Toy was recorded following David’s triumphant Glastonbury 2000 performance. Bowie entered the studio with his band — Mark Plati, Sterling Campbell, Gail Ann Dorsey, Earl Slick, Mike Garson, Holly Palmer and Emm Gryner — to record new interpretations of songs he’d first recorded from 1964-1971. David planned to record the album ‘old school’ with the band playing live, choose the best takes and then release it as soon as humanly possible in a remarkably prescient manner. Unfortunately, in 2001 the concept of the ‘surprise drop’ album release and the technology to support it were still quite a few years off, making it impossible to release Toy, as the album was now named, out to fans as instantly as David wanted. In the interim, David did what he did best; he moved on to something new, which began with a handful of new songs from the same sessions and ultimately became the album Heathen, released in 2002 and now acknowledged as one of his finest moments.

Now 20 years after its originally planned release, co-producer Mark Plati says, “Toy is like a moment in time captured in an amber of joy, fire and energy. It’s the sound of people happy to be playing music. David revisited and re-examined his work from decades prior through prisms of experience and fresh perspective — a parallel not lost on me as I now revisit it 20 years later. From time to time, he used to say ‘Mark, this is our album’ — I think because he knew I was so deeply in the trenches with him on that journey. I’m happy to finally be able to say it now belongs to all of us.”

Exclusive to Brilliant Adventure (1992-2001) box set are BBC Radio Theatre, London, June 27, 2000 and Re:Call 5. The former was recorded two days after the famous Glastonbury performance in front of 500 lucky fans at the BBC’s art deco theatre in central London. Selections from the show were available as the third CD in a very limited three-CD edition of Bowie At The Beeb in 2000, but the full concert has never before been available.
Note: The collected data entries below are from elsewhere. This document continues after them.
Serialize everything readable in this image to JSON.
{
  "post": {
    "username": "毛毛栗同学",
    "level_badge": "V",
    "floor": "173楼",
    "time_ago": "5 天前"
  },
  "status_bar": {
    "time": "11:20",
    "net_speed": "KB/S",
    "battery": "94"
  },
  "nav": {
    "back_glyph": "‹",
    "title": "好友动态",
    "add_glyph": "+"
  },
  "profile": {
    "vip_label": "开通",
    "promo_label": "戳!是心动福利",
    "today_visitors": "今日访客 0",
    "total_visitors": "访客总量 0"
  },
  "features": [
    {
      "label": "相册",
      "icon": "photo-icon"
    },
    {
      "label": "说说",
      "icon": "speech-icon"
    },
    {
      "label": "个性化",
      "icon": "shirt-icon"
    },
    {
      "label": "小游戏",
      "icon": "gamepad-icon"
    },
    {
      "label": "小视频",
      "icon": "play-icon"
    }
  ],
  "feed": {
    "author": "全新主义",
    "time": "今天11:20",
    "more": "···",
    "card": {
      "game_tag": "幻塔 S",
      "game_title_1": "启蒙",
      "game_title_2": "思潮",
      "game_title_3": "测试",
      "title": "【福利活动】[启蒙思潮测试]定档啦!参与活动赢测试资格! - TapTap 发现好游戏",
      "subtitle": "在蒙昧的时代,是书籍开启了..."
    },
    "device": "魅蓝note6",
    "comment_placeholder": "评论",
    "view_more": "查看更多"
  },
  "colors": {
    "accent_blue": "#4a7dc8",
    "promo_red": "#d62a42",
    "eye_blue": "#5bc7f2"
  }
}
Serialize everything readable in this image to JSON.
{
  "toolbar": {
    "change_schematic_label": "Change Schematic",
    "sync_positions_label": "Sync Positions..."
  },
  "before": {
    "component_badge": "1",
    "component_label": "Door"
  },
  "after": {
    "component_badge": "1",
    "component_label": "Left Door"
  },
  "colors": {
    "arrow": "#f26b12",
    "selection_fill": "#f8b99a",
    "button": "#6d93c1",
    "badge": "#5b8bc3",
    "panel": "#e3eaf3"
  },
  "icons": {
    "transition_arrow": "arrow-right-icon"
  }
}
Re:Call 5 features 39 non-album / alternative version / B-sides and soundtrack songs over three CDs and four LPs.

The physical box set’s accompanying book — 84 pages in the CD box and 128 in the vinyl set — will feature rarely seen and previously unpublished photos by photographers including Frank W. Ockenfels 3, Nick Knight, John Scarisbrick and Nina Schultz Terner and others, as well as memorabilia, technical notes about the albums from producers/engineers Brian Eno, Nile Rodgers, Reeves Gabrels and Mark Plati, as well as a new an interview with The Buddha Of Suburbia collaborator Erdal Kizilçay.”